No es la primera vez que nuestras autoridades se inmiscuyen en asuntos judiciales de otros Estados. Hay que recordar, por ejemplo, la campaña a favor de Joaquín José Martínez, el español de conveniencia que estuvo un tiempo en el corredor de la muerte en Florida. Un jurado lo declaró, finalmente, inocente, sin que para ello hiciera falta ninguna intervención a nivel político, con el coste que conlleva para la relación bilateral meter las narices en lo que hace la justicia de un país amigo.

Lo que parece deducirse de todas estas trifulcas es que en España consideramos que podemos dar ejemplo al resto del mundo en el modo de impartir justicia. Y, si no, que se lo pregunten a la familia del pobre ciudadano que perdió la vida al ser atropellado por el bailarín Farruquito. La esposa y los padres del fallecido todavía no saben cómo dar las gracias al juez que ha impuesto al famoso flamenco una severísima condena de dieciséis meses de prisión (que no tiene que cumplir) por los delitos de homicidio imprudente y omisión del deber de socorro. El caso ya está siendo introducido en todos los manuales de derecho penal de las mejores universidades de leyes del mundo: conduces a 80 kilómetros por hora en una calle limitada a 40, sin permiso de conducir, atropellas a una persona, te largas, no dices ni pío, arreglas el coche a escondidas, luego te pilla la poli y aseguras que el culpable es tu hermano menor de edad, al final no puedes negar la evidencia y, en lugar de entrar en la cárcel, te permiten quedarte en casita celebrando tu suerte comiendo langostinos.

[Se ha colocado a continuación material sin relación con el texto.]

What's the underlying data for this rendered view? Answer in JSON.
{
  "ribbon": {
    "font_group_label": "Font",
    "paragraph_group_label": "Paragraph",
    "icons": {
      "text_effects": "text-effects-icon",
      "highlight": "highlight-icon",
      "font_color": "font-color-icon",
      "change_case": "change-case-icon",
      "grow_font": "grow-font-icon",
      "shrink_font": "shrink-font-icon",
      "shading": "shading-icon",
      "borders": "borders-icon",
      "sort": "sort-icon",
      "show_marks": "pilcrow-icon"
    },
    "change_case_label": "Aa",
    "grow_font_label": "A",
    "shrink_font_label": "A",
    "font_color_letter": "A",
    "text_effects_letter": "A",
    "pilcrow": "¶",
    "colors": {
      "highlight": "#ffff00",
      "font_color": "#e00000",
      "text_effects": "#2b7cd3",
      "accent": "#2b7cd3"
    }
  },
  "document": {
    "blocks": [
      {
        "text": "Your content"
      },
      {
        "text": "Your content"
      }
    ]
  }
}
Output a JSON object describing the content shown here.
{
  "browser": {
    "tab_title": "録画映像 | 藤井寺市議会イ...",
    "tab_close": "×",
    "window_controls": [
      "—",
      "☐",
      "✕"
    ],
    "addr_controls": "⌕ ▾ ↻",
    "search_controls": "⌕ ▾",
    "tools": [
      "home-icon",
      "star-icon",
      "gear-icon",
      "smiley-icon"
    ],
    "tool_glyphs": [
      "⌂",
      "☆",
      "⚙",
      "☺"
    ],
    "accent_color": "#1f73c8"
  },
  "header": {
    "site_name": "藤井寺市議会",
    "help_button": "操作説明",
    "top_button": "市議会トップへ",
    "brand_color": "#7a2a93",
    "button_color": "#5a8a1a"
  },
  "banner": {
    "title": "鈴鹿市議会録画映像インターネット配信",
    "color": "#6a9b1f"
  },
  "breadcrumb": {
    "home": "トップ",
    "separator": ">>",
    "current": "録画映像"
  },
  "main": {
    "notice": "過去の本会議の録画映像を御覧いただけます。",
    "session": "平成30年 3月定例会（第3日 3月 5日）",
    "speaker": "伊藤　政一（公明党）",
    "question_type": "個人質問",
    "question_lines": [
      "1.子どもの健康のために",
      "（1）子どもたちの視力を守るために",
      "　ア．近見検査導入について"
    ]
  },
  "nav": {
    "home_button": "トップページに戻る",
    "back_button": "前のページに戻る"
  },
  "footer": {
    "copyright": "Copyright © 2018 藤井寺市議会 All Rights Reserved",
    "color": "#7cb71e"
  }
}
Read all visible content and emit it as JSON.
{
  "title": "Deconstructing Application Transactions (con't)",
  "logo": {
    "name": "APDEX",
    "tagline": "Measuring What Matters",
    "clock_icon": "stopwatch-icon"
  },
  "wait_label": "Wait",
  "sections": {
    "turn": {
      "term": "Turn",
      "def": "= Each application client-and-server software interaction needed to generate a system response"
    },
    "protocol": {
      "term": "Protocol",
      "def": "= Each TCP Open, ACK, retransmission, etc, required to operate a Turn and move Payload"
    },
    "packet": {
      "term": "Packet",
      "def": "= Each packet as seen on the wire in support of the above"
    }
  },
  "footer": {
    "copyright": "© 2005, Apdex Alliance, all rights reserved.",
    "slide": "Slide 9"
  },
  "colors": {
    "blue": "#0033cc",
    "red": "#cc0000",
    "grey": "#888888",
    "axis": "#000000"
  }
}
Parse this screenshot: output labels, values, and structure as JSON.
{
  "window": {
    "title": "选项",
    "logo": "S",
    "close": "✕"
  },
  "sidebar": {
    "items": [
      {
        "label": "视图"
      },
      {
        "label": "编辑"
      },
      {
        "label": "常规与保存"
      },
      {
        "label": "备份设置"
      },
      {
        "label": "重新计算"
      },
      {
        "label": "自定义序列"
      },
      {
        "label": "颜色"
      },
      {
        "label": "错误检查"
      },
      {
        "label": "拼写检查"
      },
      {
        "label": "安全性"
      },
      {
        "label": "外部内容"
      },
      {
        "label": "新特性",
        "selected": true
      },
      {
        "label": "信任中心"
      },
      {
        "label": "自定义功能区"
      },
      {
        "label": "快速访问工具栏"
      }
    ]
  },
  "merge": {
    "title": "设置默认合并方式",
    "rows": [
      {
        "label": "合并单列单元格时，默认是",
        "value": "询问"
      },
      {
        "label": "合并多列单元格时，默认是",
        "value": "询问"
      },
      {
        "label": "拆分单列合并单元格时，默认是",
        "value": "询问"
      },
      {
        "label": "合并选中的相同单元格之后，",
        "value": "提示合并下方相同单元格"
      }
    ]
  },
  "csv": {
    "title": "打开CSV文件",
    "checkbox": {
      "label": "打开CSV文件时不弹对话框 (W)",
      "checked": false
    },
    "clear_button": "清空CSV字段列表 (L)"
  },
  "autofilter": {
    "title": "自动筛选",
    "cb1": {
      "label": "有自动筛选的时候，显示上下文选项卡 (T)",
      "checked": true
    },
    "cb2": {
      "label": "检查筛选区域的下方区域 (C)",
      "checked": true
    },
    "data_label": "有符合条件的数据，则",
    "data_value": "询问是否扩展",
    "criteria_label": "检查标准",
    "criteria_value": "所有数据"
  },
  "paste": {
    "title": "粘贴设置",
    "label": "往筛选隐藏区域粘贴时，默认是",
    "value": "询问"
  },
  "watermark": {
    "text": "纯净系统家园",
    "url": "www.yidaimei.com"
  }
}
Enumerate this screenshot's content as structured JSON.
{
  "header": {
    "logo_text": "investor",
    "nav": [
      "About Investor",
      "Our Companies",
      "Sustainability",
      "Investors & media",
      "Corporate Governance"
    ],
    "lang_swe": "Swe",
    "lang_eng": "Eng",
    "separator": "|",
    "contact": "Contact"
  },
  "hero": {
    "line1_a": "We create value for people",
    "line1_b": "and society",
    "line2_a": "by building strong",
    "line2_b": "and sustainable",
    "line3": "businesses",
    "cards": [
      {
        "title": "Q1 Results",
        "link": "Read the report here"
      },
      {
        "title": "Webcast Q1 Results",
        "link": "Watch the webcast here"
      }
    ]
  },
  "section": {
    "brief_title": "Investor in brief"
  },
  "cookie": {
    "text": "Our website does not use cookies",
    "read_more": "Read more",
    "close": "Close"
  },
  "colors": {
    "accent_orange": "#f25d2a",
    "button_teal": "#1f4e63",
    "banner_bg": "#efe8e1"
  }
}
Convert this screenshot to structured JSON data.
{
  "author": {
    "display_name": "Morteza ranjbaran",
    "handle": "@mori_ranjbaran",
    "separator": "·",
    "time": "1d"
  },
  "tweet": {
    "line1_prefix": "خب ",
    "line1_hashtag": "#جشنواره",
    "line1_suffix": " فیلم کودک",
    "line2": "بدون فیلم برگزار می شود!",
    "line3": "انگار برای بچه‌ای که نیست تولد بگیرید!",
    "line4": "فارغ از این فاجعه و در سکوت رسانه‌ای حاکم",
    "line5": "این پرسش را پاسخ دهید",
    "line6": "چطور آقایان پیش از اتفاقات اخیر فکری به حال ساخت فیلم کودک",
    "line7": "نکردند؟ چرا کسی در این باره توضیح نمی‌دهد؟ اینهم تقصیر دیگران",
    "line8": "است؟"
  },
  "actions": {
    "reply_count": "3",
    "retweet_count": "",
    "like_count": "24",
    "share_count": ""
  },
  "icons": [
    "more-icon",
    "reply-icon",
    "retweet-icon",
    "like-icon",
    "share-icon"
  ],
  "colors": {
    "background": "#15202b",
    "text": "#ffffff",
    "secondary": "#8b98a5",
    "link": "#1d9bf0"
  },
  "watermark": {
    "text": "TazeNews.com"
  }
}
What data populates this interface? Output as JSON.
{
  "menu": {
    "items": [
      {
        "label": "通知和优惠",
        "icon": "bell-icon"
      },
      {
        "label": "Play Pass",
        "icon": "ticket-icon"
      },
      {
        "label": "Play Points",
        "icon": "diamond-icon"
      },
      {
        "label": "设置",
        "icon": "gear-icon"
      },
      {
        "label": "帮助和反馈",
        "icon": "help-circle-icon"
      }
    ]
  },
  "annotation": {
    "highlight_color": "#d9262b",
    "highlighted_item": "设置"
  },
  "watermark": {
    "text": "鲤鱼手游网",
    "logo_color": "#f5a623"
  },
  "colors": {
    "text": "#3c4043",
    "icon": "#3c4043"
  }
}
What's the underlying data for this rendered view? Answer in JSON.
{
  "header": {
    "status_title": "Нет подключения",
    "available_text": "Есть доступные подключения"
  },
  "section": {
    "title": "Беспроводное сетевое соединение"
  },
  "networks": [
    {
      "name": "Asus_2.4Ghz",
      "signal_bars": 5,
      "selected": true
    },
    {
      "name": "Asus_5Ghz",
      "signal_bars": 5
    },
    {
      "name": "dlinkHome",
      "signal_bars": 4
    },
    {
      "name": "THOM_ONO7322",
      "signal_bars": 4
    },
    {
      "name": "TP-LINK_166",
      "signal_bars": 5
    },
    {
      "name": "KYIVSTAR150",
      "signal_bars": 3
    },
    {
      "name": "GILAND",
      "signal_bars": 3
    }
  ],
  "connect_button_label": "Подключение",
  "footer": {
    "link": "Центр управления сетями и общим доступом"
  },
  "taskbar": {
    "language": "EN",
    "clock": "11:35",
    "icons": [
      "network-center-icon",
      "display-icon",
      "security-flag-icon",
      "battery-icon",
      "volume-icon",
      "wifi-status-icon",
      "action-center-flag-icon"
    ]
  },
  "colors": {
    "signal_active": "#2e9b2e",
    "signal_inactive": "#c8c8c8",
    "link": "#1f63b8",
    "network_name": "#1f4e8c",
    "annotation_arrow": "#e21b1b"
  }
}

Ignoro, por tanto, si el señor. Larrañaga es culpable o inocente, pero dudo muy mucho que España pueda dar una sola lección a nadie en el terreno judicial. Y si lo que está en el trasfondo de todo esto es el rechazo a la pena de muerte, quizás convendría plantearse si es mejor un sistema penal que recoge la pena capital o uno como el nuestro, en el que señores como Farruquito no llegan a pisar la cárcel y en el que terroristas condenados a cientos de años de prisión salen de la misma al cabo de unos pocos.

La solución a todo este entuerto quizás pase por firmar un acuerdo de cooperación judicial con Filipinas que lleve al juez del caso Farruquito a revisar el caso Larrañaga. No podía estar en mejores manos. Ya de paso, si se quiere acabar con el hacinamiento en las cárceles de aquel país, o de cualquier otro, se les puede vender, a módico precio, la totalidad de nuestro ordenamiento penal, que permite que asesinos reincidentes se paseen tranquilamente entre nosotros después de unos añitos a la sombra.

Gaudencio Villas es diplomático.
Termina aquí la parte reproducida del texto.